Unable to access nested data elements inside mutate


I am trying to understand why the following code doesn't work. My understanding is it will take data$Sepal.Length (element within the nested data column) and iterate that one(the vector) over the function sum.

df <- iris %>%
    nest(-Species) %>%
    mutate(Total.Sepal.Length = map_dbl(data$Sepal.Length, sum, na.rm = TRUE))
print(df)

But this throws an error Total.Sepal.Length must be size 3 or 1, not 0. The following code works by using anonymous function as how it is usually accessed

df <- iris %>%
    nest(-Species) %>%
    mutate(Total.Sepal.Length = map_dbl(data, function(x) sum(x$Sepal.Length, na.rm = TRUE)))
print(df)

I am trying to understand why the previous code didn't work even though I am correctly passing arguments to mutate and map.


Solution

  • You should do this:

    df <- iris %>%
      nest(-Species) %>%
      mutate(Total.Sepal.Length = map_dbl(data, ~sum(.x$Sepal.Length, na.rm = TRUE)))
    

    Two things: any reason you're not using group_by?

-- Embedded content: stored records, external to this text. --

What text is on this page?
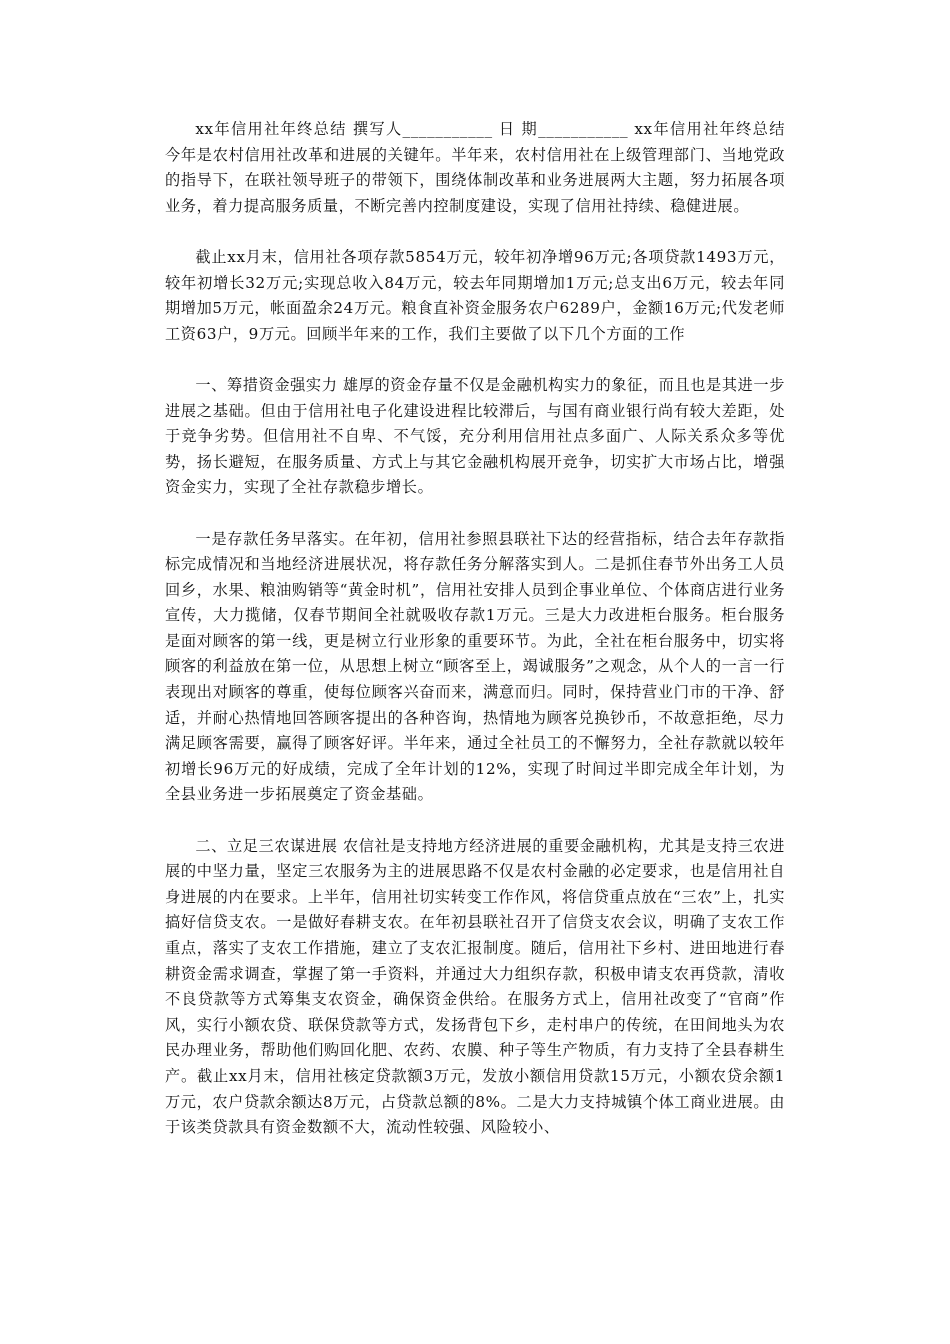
xx年信用社年终总结 撰写人___________ 日 期___________ xx年信用社年终总结 今年是农村信用社改革和进展的关键年。半年来，农村信用社在上级管理部门、当地党政的指导下，在联社领导班子的带领下，围绕体制改革和业务进展两大主题，努力拓展各项业务，着力提高服务质量，不断完善内控制度建设，实现了信用社持续、稳健进展。

截止xx月末，信用社各项存款5854万元，较年初净增96万元;各项贷款1493万元，较年初增长32万元;实现总收入84万元，较去年同期增加1万元;总支出6万元，较去年同期增加5万元，帐面盈余24万元。粮食直补资金服务农户6289户，金额16万元;代发老师工资63户，9万元。回顾半年来的工作，我们主要做了以下几个方面的工作

一、筹措资金强实力 雄厚的资金存量不仅是金融机构实力的象征，而且也是其进一步进展之基础。但由于信用社电子化建设进程比较滞后，与国有商业银行尚有较大差距，处于竞争劣势。但信用社不自卑、不气馁，充分利用信用社点多面广、人际关系众多等优势，扬长避短，在服务质量、方式上与其它金融机构展开竞争，切实扩大市场占比，增强资金实力，实现了全社存款稳步增长。

一是存款任务早落实。在年初，信用社参照县联社下达的经营指标，结合去年存款指标完成情况和当地经济进展状况，将存款任务分解落实到人。二是抓住春节外出务工人员回乡，水果、粮油购销等“黄金时机”，信用社安排人员到企事业单位、个体商店进行业务宣传，大力揽储，仅春节期间全社就吸收存款1万元。三是大力改进柜台服务。柜台服务是面对顾客的第一线，更是树立行业形象的重要环节。为此，全社在柜台服务中，切实将顾客的利益放在第一位，从思想上树立“顾客至上，竭诚服务”之观念，从个人的一言一行表现出对顾客的尊重，使每位顾客兴奋而来，满意而归。同时，保持营业门市的干净、舒适，并耐心热情地回答顾客提出的各种咨询，热情地为顾客兑换钞币，不故意拒绝，尽力满足顾客需要，赢得了顾客好评。半年来，通过全社员工的不懈努力，全社存款就以较年初增长96万元的好成绩，完成了全年计划的12%，实现了时间过半即完成全年计划，为全县业务进一步拓展奠定了资金基础。

二、立足三农谋进展 农信社是支持地方经济进展的重要金融机构，尤其是支持三农进展的中坚力量，坚定三农服务为主的进展思路不仅是农村金融的必定要求，也是信用社自身进展的内在要求。上半年，信用社切实转变工作作风，将信贷重点放在“三农”上，扎实搞好信贷支农。一是做好春耕支农。在年初县联社召开了信贷支农会议，明确了支农工作重点，落实了支农工作措施，建立了支农汇报制度。随后，信用社下乡村、进田地进行春耕资金需求调查，掌握了第一手资料，并通过大力组织存款，积极申请支农再贷款，清收不良贷款等方式筹集支农资金，确保资金供给。在服务方式上，信用社改变了“官商”作风，实行小额农贷、联保贷款等方式，发扬背包下乡，走村串户的传统，在田间地头为农民办理业务，帮助他们购回化肥、农药、农膜、种子等生产物质，有力支持了全县春耕生产。截止xx月末，信用社核定贷款额3万元，发放小额信用贷款15万元，小额农贷余额1万元，农户贷款余额达8万元，占贷款总额的8%。二是大力支持城镇个体工商业进展。由于该类贷款具有资金数额不大，流动性较强、风险较小、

    Second: your initial mutate is trying to perform:

     map_dbl(df$data$Sepal.Length, sum, na.rm = TRUE)
    

    Which brings an empty result, because df$data$Total.Sepal.Length is NULL (you have to access each list element to access the columns, so df$data[[1]]$Total.Sepal.Length works)

    Output:

    # A tibble: 3 × 3
      Species    data              Total.Sepal.Length
      <fct>      <list>                         <dbl>
    1 setosa     <tibble [50 × 4]>               250.
    2 versicolor <tibble [50 × 4]>               297.
    3 virginica  <tibble [50 × 4]>               329.